Microsoft SEAL is an open-source C++ library for homomorphic encryption, enabling computations on encrypted data. It targets developers and researchers needing to implement privacy-preserving computations, particularly in cloud environments, offering two main schemes (BFV/BGV for exact integer arithmetic, CKKS for approximate real/complex number arithmetic) with significant performance overhead.

How It Works

Microsoft SEAL implements the BFV, BGV, and CKKS homomorphic encryption schemes. These schemes allow specific operations (addition, multiplication) on encrypted data without decryption. The library manages the complex mathematical operations, including polynomial arithmetic and noise management, to ensure correct decryption of results. The CKKS scheme uses approximate arithmetic, requiring careful parameter selection and rescaling to maintain accuracy.

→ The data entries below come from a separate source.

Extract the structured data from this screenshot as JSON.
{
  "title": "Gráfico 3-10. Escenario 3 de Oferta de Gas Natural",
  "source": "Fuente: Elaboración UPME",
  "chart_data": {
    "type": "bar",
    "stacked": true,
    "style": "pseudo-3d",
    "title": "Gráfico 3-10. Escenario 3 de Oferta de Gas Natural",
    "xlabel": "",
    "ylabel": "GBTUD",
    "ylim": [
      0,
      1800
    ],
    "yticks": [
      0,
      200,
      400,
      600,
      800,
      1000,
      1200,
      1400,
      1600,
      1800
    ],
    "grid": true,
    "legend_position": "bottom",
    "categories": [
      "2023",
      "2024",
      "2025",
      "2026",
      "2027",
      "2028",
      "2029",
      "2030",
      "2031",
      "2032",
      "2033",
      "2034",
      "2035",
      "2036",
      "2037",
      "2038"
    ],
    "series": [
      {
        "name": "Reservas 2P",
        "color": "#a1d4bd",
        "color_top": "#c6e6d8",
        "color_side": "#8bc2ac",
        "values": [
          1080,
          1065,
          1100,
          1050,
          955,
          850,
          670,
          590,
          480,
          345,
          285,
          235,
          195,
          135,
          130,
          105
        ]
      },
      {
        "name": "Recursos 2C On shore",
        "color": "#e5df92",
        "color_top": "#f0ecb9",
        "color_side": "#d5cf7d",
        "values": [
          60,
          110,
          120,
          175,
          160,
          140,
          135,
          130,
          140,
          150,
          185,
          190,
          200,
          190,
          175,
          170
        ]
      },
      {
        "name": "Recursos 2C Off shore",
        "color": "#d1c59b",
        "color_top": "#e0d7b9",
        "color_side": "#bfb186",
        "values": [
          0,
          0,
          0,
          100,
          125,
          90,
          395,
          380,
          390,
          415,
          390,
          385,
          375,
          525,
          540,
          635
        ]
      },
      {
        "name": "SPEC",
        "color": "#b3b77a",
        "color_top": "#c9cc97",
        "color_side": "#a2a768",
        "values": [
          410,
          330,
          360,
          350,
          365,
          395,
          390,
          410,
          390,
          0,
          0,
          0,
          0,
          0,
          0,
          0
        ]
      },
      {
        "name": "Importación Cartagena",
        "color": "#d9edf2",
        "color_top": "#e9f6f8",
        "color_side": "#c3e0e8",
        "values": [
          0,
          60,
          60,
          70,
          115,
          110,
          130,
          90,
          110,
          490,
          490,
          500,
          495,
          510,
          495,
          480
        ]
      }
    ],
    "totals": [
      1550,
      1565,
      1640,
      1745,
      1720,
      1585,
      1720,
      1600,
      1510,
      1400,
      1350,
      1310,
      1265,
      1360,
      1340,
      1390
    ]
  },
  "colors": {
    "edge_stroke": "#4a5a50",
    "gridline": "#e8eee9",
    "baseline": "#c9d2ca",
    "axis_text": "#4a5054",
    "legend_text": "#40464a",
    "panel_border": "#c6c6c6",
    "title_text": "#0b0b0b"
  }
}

Quick Start & Requirements

• Install: Via package managers (vcpkg, Homebrew, pkg) or NuGet for .NET. Manual build with CMake is also supported.
• Prerequisites: C++17 compiler, CMake (>= 3.13). Optional: Intel HEXL for performance, ZLIB/Zstandard for compression.
• Setup: Package manager installation is typically fast. Manual builds may take several minutes.
• Docs: sealcrypto.org, Examples

Highlighted Details

• Supports BFV, BGV (exact integer arithmetic), and CKKS (approximate real/complex arithmetic) schemes.
• Optional Intel HEXL integration for significant performance gains on compatible Intel CPUs.
• Includes a C++ wrapper (SEAL_C) and a .NET wrapper for cross-platform development.
• Offers an experimental EVA compiler for simplifying CKKS programming in Python.

Maintenance & Community

• Actively developed by Microsoft Research.
• Community contributions are merged into main/master/contrib branches.
• Related projects: EVA (CKKS compiler), SEAL-Embedded, APSI (PSI).

Licensing & Compatibility

• MIT License. Permissive for commercial use and closed-source linking.

Limitations & Caveats

• Homomorphic encryption has substantial performance and data size overhead; not suitable for all computations or large datasets.
• CKKS scheme yields approximate results, requiring careful handling of precision.
• Steep learning curve; understanding HE concepts and optimizing performance requires significant effort and study of examples.
• Branching on encrypted data is not feasible.